公去冬今春屢電均與達夫,右丞兩君相商阻許德山東鐵路,及請聯英拒德,並瀝陳允租膠州之害,王前後兩疏最透切格不行,今月初六日,高有阻英借款一疏,指陳利害,尤為痛切。旋以俄法從中阻撓,事竟得寢邦昌大恨。茂萲去冬寄東海一稿,識慮忠純,語語切至,不知其出大筆也!已定臘月十九日上,旋又易樞而澤,臨時往促,竟更變,孝穆無定見而多轉念,大都如此,容閎鐵路事得損電,銳即代為具草,初定十二日上,旋改十四,又改十八,至廿一,則局已定,又作罷論矣。孝穆有姪在總署,凡事為其游說所阻,可恨也!容閎鐵路舉朝未有言者,可謂國無人矣。公致楊溥電,南雪親見面而語多模稜,但極稱足下忠憤,痛詆康有為而已。溥電即請其轉交後,並無復音,知兩公非能任事者也。吳周致其同鄉三君子,電達,夫頗動聽,而先惑於以美阻德之說,安定未見面,而玉田則與閎素識,望其力為阻止,難矣。此事邦昌主使,而林甫助之,蓋有王翦精兵分佈各要隘,非人言所能動也。聞虞山之姪亦得十萬,見利而輕棄舊交,可異。

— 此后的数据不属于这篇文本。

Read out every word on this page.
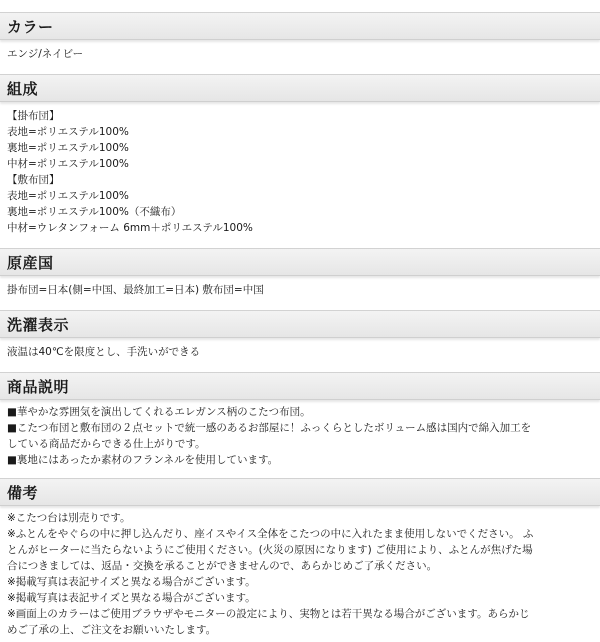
カラー
エンジ/ネイビー
組成
【掛布団】
表地=ポリエステル100%
裏地=ポリエステル100%
中材=ポリエステル100%
【敷布団】
表地=ポリエステル100%
裏地=ポリエステル100%（不織布）
中材=ウレタンフォーム 6mm＋ポリエステル100%
原産国
掛布団=日本(側=中国、最終加工=日本) 敷布団=中国
洗濯表示
液温は40℃を限度とし、手洗いができる
商品説明
■華やかな雰囲気を演出してくれるエレガンス柄のこたつ布団。
■こたつ布団と敷布団の２点セットで統一感のあるお部屋に！ふっくらとしたボリューム感は国内で綿入加工を
している商品だからできる仕上がりです。
■裏地にはあったか素材のフランネルを使用しています。
備考
※こたつ台は別売りです。
※ふとんをやぐらの中に押し込んだり、座イスやイス全体をこたつの中に入れたまま使用しないでください。 ふ
とんがヒーターに当たらないようにご使用ください。(火災の原因になります) ご使用により、ふとんが焦げた場
合につきましては、返品・交換を承ることができませんので、あらかじめご了承ください。
※掲載写真は表記サイズと異なる場合がございます。
※掲載写真は表記サイズと異なる場合がございます。
※画面上のカラーはご使用ブラウザやモニターの設定により、実物とは若干異なる場合がございます。あらかじ
めご了承の上、ご注文をお願いいたします。
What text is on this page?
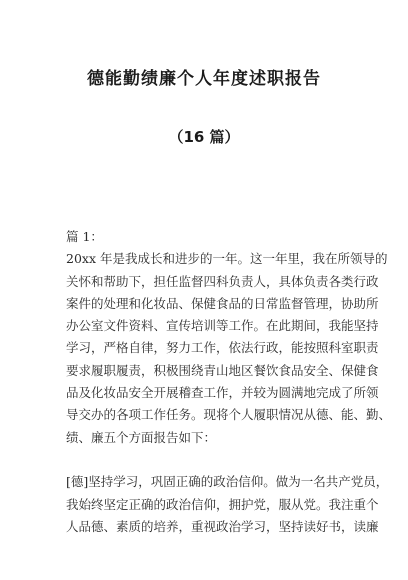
德能勤绩廉个人年度述职报告
（16 篇）
篇 1：
20xx 年是我成长和进步的一年。这一年里，我在所领导的
关怀和帮助下，担任监督四科负责人，具体负责各类行政
案件的处理和化妆品、保健食品的日常监督管理，协助所
办公室文件资料、宣传培训等工作。在此期间，我能坚持
学习，严格自律，努力工作，依法行政，能按照科室职责
要求履职履责，积极围绕青山地区餐饮食品安全、保健食
品及化妆品安全开展稽查工作，并较为圆满地完成了所领
导交办的各项工作任务。现将个人履职情况从德、能、勤、
绩、廉五个方面报告如下：
[德]坚持学习，巩固正确的政治信仰。做为一名共产党员，
我始终坚定正确的政治信仰，拥护党，服从党。我注重个
人品德、素质的培养，重视政治学习，坚持读好书，读廉
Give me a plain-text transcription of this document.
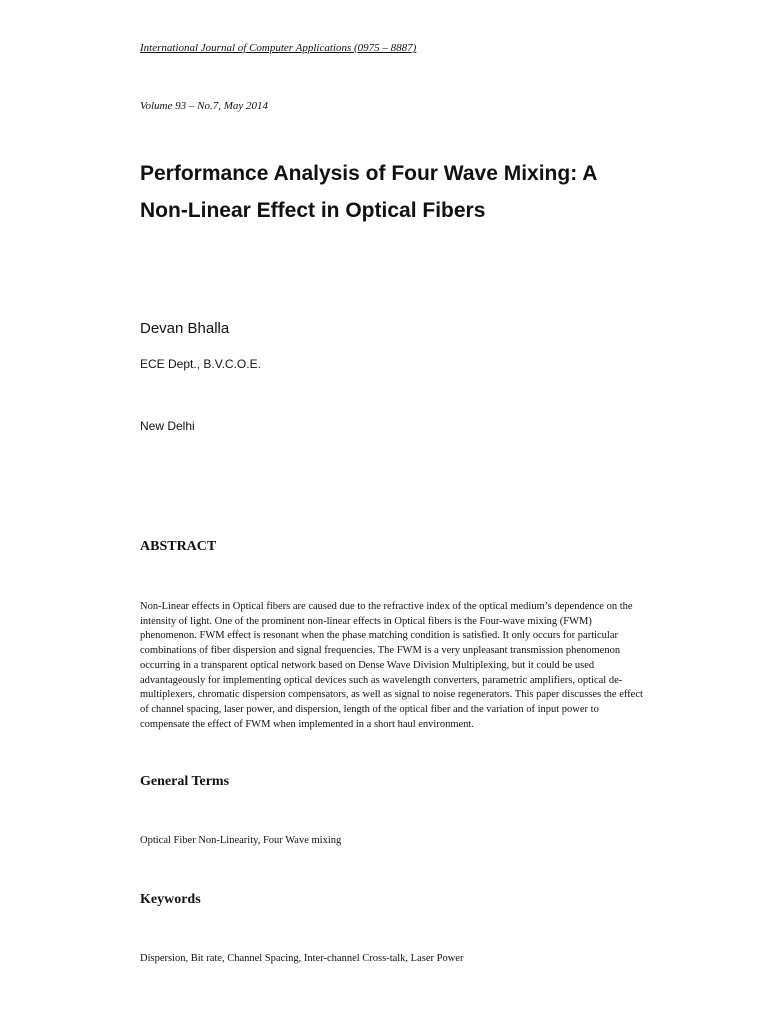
International Journal of Computer Applications (0975 – 8887)
Volume 93 – No.7, May 2014
Performance Analysis of Four Wave Mixing: A
Non-Linear Effect in Optical Fibers
Devan Bhalla
ECE Dept., B.V.C.O.E.
New Delhi
ABSTRACT
Non-Linear effects in Optical fibers are caused due to the refractive index of the optical medium’s dependence on the
intensity of light. One of the prominent non-linear effects in Optical fibers is the Four-wave mixing (FWM)
phenomenon. FWM effect is resonant when the phase matching condition is satisfied. It only occurs for particular
combinations of fiber dispersion and signal frequencies. The FWM is a very unpleasant transmission phenomenon
occurring in a transparent optical network based on Dense Wave Division Multiplexing, but it could be used
advantageously for implementing optical devices such as wavelength converters, parametric amplifiers, optical de-
multiplexers, chromatic dispersion compensators, as well as signal to noise regenerators. This paper discusses the effect
of channel spacing, laser power, and dispersion, length of the optical fiber and the variation of input power to
compensate the effect of FWM when implemented in a short haul environment.
General Terms
Optical Fiber Non-Linearity, Four Wave mixing
Keywords
Dispersion, Bit rate, Channel Spacing, Inter-channel Cross-talk, Laser Power
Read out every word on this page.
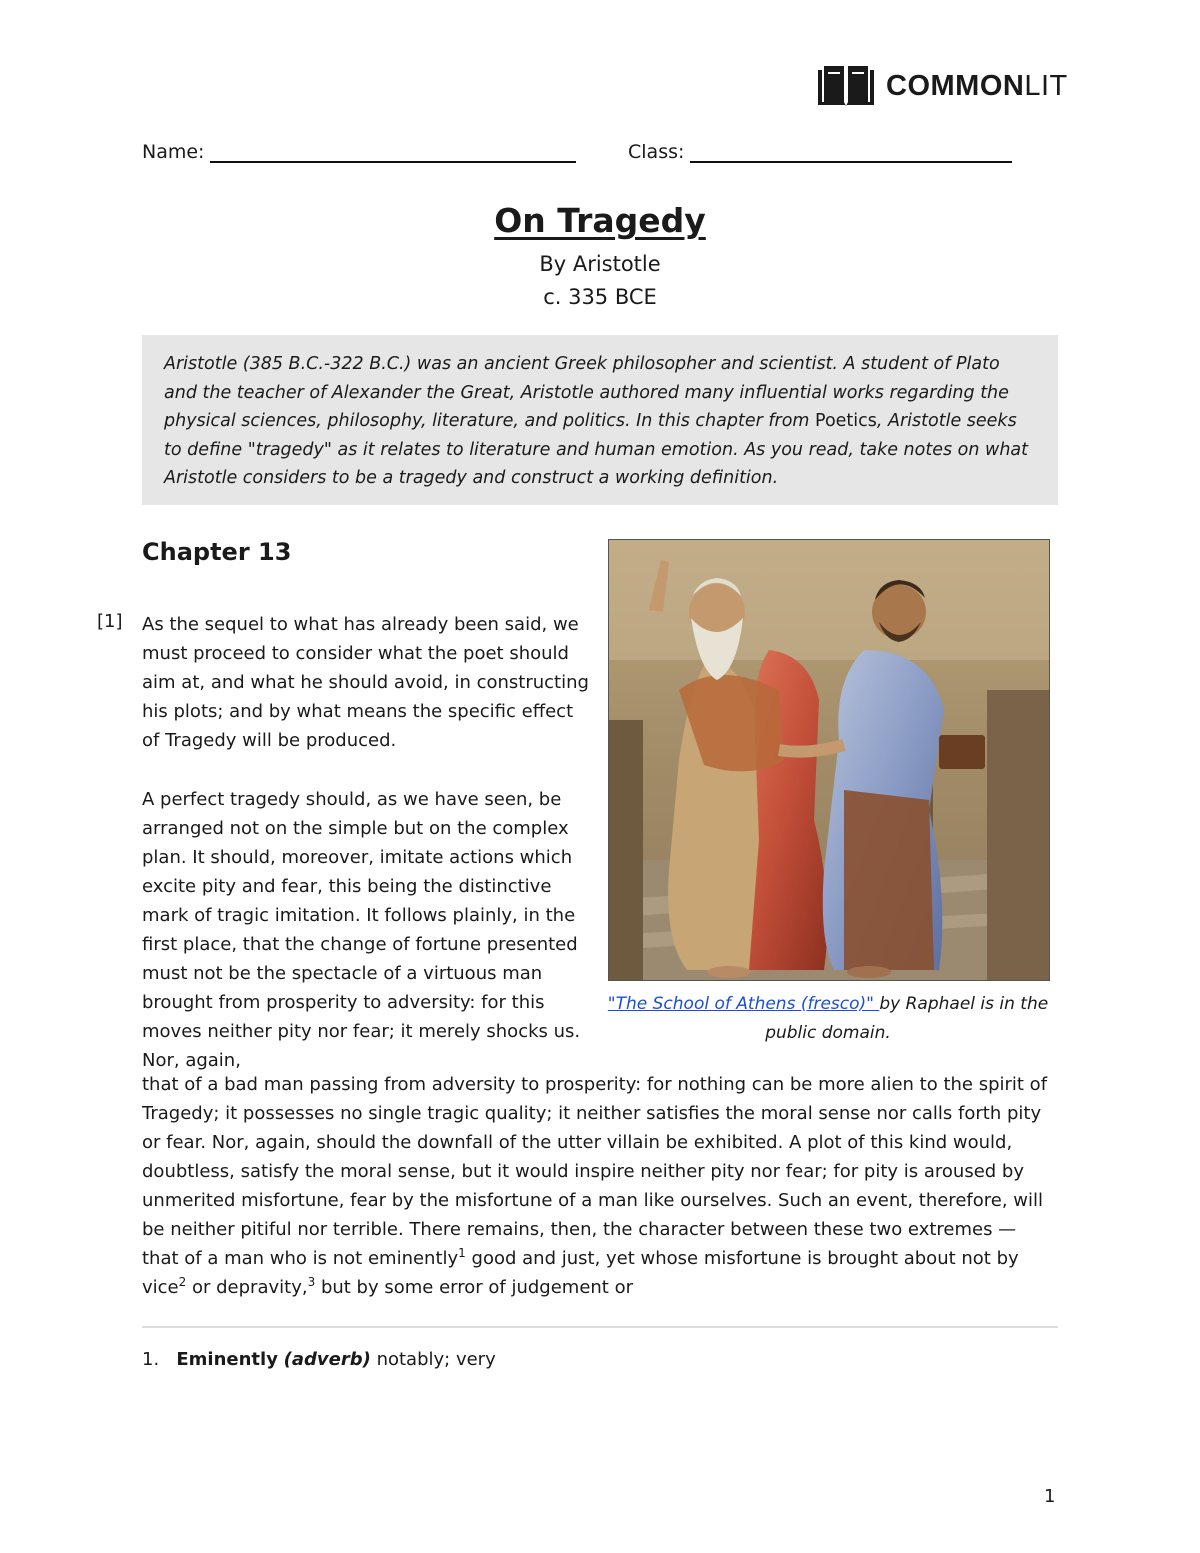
COMMONLIT
Name:	Class:
On Tragedy
By Aristotle
c. 335 BCE
Aristotle (385 B.C.-322 B.C.) was an ancient Greek philosopher and scientist. A student of Plato and the teacher of Alexander the Great, Aristotle authored many influential works regarding the physical sciences, philosophy, literature, and politics. In this chapter from Poetics, Aristotle seeks to define "tragedy" as it relates to literature and human emotion. As you read, take notes on what Aristotle considers to be a tragedy and construct a working definition.
Chapter 13
[1] As the sequel to what has already been said, we must proceed to consider what the poet should aim at, and what he should avoid, in constructing his plots; and by what means the specific effect of Tragedy will be produced.
A perfect tragedy should, as we have seen, be arranged not on the simple but on the complex plan. It should, moreover, imitate actions which excite pity and fear, this being the distinctive mark of tragic imitation. It follows plainly, in the first place, that the change of fortune presented must not be the spectacle of a virtuous man brought from prosperity to adversity: for this moves neither pity nor fear; it merely shocks us. Nor, again,
that of a bad man passing from adversity to prosperity: for nothing can be more alien to the spirit of Tragedy; it possesses no single tragic quality; it neither satisfies the moral sense nor calls forth pity or fear. Nor, again, should the downfall of the utter villain be exhibited. A plot of this kind would, doubtless, satisfy the moral sense, but it would inspire neither pity nor fear; for pity is aroused by unmerited misfortune, fear by the misfortune of a man like ourselves. Such an event, therefore, will be neither pitiful nor terrible. There remains, then, the character between these two extremes — that of a man who is not eminently$^1$ good and just, yet whose misfortune is brought about not by vice$^2$ or depravity,$^3$ but by some error of judgement or
"The School of Athens (fresco)" by Raphael is in the public domain.
1. Eminently (adverb) notably; very
1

王梅岑侍御摺多詆洋務,頗及樞臣蒙蔽,狀其七條中,有停製造軍火免抽釐禁開礦等語,尚多不達時務之談,末一段參張蔭桓,臚列罪狀甚悉,末云有一於此必不容於祖宗之世,應請明正典刑云云,事雖未得行,而此疏已為都下傳誦矣。王處分出虞山意,部擬降三級調議,上乃改令回原衙門行走,此近事中差可喜者。上一日索黃遵憲〈日本國志〉甚急,樞臣覓得後夤夜封進。以上三紙,閱後付丙,至要,至要。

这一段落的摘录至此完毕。